Hamburg hat 2000 freie Lehrstellen, insgesamt werden 160 Berufe ausgebildet

Hufschmied ist ein harter, aber gefragter Beruf. Gute persönliche Kontakte sind jedoch für den Einstieg wichtig. FOTO: PICTURE ALLIANCE
Hufschmied ist ein harter, aber gefragter Beruf. Gute persönliche Kontakte sind jedoch für den Einstieg wichtig. FOTO: PICTURE ALLIANCE
Deike Uhtenwoldt 

Auf die Frage nach den geheimen Champions unter den Ausbildungsberufen zögert Fin Mohaupt, Leiter Aus- und Weiterbildungsberatung der Handelskammer einen Moment. „Es hilft doch niemandem, wenn wir seltene Berufe empfehlen wie Leuchtröhrenglasbläser oder Bergbautechnologe – den es in Hamburg nicht gibt!“ Wichtig ist dem Ausbildungsexperten jedoch, gegen Schubladendenken und Stereotypen anzugehen, wie überkommene Unterscheidungen zwischen Männer- und Frauenberufen oder vorschnelle Abqualifizierungen gewisser Lehrberufe.

Vor Kurzem hat sich Mohaupt selbst dabei ertappt, wie er den Beruf des Hufschmieds gedanklich in die Kategorie „aussterbend“ packte. Bis er mit einem Hufschmied sprach, der nur die Augenbrauen hochzog und trocken konterte: „Hallo, bundesweit gibt es rund 1,3 Millionen Pferde...“

In der Lehrstellenbörse der Handelskammer sucht man den Hufschmied allerdings vergeblich: „Solche Berufe werden nicht im Internet ausgeschrieben, das läuft über persönliche Kontakte“, sagt Mohaupt.

Dafür finden sich über 2000 freie Ausbildungsplätze in der Stellenbörse, verteilt auf 70 Berufe.
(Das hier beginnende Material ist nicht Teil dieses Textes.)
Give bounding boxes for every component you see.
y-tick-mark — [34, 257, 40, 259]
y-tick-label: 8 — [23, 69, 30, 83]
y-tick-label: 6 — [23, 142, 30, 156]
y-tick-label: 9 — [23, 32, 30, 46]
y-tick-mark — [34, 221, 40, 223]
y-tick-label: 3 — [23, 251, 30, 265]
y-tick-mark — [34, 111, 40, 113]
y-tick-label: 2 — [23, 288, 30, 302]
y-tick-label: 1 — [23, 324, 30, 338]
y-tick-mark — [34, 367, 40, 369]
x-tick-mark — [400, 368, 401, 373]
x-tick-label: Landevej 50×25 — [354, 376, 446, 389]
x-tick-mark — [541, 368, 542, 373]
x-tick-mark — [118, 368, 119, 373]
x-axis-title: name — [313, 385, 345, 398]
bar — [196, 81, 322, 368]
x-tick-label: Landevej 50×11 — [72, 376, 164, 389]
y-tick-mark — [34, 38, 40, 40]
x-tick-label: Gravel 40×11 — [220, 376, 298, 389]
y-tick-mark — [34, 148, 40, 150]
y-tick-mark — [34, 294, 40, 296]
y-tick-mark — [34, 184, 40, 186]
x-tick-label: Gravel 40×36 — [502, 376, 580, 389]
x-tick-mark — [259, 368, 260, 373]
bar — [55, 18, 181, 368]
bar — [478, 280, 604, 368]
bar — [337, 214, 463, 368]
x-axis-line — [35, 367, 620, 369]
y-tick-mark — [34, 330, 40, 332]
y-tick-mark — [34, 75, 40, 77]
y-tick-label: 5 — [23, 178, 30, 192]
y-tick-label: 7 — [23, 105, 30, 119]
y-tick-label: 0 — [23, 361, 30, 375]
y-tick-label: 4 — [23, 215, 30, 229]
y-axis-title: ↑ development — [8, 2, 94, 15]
Insgesamt werden sogar 160 Berufe in Hamburg ausgebildet, von 326 möglichen Berufen bundesweit. Für Ausbildungsberaterin Monika Stelljes ist es angesichts dieser Zahlen logisch, dass sich Jugendliche von dem Angebot erschlagen fühlen. „Die Schulabgänger wählen, was in ihren Ohren gut klingt oder ihre Freunde empfehlen.“ Mediengestalter in Digital oder Print sei ein Beispiel. „Es wird zu wenig auf die Inhalte geachtet und ob diese zu den eigenen Interessen und Fähigkeiten passen.“

Der Tipp der Beraterin: zuerst in Zukunftskategorien denken und sich dann immer weiter in konkrete Berufsbilder einarbeiten. Ein Bereich, der mit Sicherheit Zukunft habe, sei die Informatik und damit verbunden alle IT-Berufe. Angefangen von den Fachinformatikern, für die es aktuell in Hamburg 400 Ausbildungsplätze gebe, über die unbekannteren Informationselektroniker, die Hardwaresysteme wie Telefonanlagen oder Unterhaltungselektronik installieren und vernetzen, bis zu den Informatik-Kaufleuten.Es gehedabei immerumAusbildungsbereiche, in denen sich in kurzer Zeit sehr viel ändert. „Das liegt nicht jedem“, sagt Stelljes.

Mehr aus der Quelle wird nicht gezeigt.